Revolving coup door?
In the meantime, it is an open secret that there are disagreements at the highest levels inside government and Zanu PF. It is conceivable that the prevailing situation is not the one envisaged by those soldiers drafted into the coup who are now worse off than during the Mugabe era.
There are reports that junior officers are suffering squalid and dehumanising living and working conditions. If the state of ordinary Zimbabweans is a measure, this is unsurprising. There is talk of another coup.
Experience from elsewhere shows that once it has been opened, the door leading to military overthrow of a government is hard to close.

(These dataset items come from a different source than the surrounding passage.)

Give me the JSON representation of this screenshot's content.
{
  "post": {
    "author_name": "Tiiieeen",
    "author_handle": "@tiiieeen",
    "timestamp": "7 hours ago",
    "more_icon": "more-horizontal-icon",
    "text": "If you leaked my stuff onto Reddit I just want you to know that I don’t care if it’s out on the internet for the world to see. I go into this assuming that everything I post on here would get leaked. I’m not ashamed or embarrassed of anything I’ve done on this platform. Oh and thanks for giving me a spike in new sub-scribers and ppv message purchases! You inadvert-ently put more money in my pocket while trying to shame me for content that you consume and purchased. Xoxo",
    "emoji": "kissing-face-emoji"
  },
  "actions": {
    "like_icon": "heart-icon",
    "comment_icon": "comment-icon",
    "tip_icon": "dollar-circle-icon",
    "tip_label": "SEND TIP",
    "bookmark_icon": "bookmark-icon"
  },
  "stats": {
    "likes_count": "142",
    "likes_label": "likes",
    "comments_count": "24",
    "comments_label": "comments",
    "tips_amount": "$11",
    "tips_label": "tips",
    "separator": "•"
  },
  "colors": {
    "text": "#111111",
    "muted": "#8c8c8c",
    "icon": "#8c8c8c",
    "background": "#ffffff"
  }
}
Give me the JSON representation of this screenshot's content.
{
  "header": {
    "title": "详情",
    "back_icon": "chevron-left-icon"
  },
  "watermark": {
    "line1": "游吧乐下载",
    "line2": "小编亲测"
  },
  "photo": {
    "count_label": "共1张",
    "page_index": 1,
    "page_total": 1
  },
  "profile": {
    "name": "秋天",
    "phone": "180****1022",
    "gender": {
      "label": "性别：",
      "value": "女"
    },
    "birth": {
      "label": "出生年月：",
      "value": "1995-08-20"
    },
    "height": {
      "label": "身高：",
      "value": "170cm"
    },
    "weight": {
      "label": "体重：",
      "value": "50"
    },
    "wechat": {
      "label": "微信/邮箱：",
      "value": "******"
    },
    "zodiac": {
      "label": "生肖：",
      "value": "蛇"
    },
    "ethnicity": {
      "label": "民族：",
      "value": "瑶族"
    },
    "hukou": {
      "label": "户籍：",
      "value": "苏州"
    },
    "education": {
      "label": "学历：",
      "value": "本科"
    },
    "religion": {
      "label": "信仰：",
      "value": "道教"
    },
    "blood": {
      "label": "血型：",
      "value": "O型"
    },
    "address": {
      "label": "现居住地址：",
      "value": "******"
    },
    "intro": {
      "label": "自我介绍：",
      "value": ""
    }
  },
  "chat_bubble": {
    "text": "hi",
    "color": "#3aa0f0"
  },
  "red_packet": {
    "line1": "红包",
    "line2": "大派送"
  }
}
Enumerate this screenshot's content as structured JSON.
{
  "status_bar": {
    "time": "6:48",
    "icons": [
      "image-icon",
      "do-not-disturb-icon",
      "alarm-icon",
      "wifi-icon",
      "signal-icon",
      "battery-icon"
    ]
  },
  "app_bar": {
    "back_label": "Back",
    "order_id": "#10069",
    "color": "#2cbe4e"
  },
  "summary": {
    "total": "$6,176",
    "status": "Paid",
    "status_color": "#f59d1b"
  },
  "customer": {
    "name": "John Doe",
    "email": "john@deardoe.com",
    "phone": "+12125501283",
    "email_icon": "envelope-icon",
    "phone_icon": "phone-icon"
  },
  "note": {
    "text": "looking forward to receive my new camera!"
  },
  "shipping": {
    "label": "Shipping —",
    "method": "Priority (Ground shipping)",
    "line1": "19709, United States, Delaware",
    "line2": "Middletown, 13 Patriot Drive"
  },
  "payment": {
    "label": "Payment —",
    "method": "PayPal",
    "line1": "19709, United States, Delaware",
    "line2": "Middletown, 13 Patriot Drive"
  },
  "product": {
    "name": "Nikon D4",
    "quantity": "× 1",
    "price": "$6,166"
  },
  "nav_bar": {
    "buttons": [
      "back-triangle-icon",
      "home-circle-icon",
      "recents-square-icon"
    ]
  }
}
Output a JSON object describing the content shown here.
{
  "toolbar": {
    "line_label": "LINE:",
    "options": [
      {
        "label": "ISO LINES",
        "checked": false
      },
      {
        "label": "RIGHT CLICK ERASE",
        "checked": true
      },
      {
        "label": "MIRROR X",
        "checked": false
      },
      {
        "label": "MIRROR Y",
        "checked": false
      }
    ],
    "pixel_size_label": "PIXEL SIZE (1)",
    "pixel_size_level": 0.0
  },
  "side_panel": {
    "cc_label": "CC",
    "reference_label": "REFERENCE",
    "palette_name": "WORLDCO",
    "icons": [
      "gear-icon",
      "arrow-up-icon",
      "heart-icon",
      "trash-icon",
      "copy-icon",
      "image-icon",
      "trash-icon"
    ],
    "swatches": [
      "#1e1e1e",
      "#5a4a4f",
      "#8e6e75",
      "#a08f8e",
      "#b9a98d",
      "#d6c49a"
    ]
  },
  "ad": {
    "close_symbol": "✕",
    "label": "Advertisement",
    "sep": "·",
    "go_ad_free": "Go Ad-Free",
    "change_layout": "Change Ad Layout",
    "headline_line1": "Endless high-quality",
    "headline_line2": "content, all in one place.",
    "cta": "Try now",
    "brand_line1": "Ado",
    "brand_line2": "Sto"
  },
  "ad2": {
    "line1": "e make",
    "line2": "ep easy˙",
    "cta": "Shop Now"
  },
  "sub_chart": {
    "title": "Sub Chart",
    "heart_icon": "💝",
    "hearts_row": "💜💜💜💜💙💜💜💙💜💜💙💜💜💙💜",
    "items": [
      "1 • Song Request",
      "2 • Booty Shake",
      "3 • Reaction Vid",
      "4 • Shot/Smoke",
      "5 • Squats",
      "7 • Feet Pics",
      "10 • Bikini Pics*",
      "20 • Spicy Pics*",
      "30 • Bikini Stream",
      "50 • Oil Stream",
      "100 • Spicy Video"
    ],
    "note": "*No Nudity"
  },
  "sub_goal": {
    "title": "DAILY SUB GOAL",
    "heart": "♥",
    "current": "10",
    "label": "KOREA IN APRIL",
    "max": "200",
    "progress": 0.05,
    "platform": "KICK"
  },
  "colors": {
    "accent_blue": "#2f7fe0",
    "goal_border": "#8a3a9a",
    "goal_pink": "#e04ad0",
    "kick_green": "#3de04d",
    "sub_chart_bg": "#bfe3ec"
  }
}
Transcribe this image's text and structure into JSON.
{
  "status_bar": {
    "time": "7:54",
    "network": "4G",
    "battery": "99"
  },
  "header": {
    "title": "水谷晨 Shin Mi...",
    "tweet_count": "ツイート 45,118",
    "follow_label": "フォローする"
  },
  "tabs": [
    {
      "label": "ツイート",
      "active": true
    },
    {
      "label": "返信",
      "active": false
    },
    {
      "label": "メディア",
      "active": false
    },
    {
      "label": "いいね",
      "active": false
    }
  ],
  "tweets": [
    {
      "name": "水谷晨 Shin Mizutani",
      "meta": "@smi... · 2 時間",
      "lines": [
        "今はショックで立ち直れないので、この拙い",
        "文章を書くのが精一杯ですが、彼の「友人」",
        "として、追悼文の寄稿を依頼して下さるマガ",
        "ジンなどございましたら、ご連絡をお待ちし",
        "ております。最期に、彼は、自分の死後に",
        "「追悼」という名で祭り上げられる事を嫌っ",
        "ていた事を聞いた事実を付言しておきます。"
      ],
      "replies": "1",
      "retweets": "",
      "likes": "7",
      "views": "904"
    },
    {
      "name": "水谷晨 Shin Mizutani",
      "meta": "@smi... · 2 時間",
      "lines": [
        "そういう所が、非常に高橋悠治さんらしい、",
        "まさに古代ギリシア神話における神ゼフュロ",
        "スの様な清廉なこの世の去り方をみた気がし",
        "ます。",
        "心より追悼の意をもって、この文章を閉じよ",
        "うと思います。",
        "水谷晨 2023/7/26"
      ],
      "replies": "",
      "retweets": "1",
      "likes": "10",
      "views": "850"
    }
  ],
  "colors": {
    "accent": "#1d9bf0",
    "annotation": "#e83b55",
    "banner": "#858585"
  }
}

To that extent, whether it is another coup or increased citizens’ agitation, not just for change but for survival, Zimbabwe seems headed for a major confrontation.
Rather than wait for it to happen and try to pick up the scattered pieces afterwards, the Southern African Development Community, led by South Africa (which has much to lose), the African Union and international bodies need to refocus their spotlight on Zimbabwe once again. But this time, they must ensure that the political change will genuinely refect the will of the people and not the small and predatory elite that now fights over the country’s decaying carcass.
*About the writer: Siphosami Malunga is an international human rights lawyer and executive director of the Open Society Initiative for Southern Africa (Osisa).